The reason for Ho's sidelining by more militant elements of the North Vietnamese leadership and his apparent happy acceptance of the fact lies in his early life, where this biography is at its strongest. Ho, under a variety of names, had a cosmopolitan career, travelling to France at the age of 21, visiting the United States, spending lengthy periods in Britain (throughout most of World War I), the Soviet Union, and China and with experience of a raft of other countries including most of those in Europe, Thailand and Malaysia.
While his dedication to Marxism-Leninism is undoubted (he actually helped to found the French Communist Party) Ho was a nationalist first and foremost and there are hints in these pages that he would have been willing to compromise with non-communist forces if it meant Vietnam could gain its independence without bloodshed.
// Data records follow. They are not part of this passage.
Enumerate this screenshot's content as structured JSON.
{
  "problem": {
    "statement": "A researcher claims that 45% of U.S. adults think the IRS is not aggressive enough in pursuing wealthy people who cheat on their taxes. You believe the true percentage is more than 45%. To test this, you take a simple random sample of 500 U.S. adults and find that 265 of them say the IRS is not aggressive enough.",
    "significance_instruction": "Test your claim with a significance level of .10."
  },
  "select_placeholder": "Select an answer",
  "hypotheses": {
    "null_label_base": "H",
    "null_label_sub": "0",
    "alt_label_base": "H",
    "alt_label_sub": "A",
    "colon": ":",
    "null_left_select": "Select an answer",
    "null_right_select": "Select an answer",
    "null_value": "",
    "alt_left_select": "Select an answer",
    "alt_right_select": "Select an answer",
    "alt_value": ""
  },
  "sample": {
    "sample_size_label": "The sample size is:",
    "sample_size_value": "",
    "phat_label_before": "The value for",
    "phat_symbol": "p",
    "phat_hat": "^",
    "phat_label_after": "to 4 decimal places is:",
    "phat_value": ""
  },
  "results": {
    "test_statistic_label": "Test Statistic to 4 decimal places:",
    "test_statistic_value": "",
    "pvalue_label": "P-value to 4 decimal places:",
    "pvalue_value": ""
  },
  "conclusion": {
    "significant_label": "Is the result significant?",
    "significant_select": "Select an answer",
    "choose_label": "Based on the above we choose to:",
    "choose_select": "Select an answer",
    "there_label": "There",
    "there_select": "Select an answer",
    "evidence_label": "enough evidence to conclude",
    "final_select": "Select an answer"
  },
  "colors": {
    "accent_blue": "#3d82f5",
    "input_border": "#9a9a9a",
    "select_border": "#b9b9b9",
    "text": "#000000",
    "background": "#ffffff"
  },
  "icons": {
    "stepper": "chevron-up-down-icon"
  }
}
He was in touch with the French until the very end and it was only the intransigence of the former colonial master that led him to reluctantly accept that war was inevitable.
Brocheux records an illuminating account by Ho's personal secretary, Vu Ky, of December 19, 1946 when news came that negotiations with the French had collapsed.
"[Ho] frowned, remained pensive, and took a few steps toward the table where the Call to National Resistance was lying, which he had to deliver to the Party's Executive Committee that afternoon; he blurted out quietly but distinctly and categorically: `All right, we will fight'."
Thereafter, Vietnam's fate was in the hands of its generals as the war against the French melded into the civil conflict with South Vietnam and the intervention of the United States, continuing until final victory in 1975 by which time Ho was long dead.
Did the West misjudge Ho? Was he a man they could have dealt with, a partner for peace rather than an opponent in a long drawn-out and ultimately futile war? The Chinese always considered him something of a rightest who had to be bullied into taking the necessary steps for a fully-fledged communist state, such as the more ruthless elements of land distribution. And in a revealing 1945 conversation with an American officer, he describes Marxism-Leninism simply as a "framework" for achieving independence.
Yet given the anti-communist hysteria of the time, leading to other crucial miscalculations such as the overturning of the democratically-elected Mossadegh Government in Iran in favour of the totalitarian Shah, there was really little hope that anyone would read these subtle signs, let alone seek to act on them. The real tragedy is that the lessons remain unlearnt today as the US and its allies flounder in another conflict from which they cannot extricate themselves and which seemingly has no end.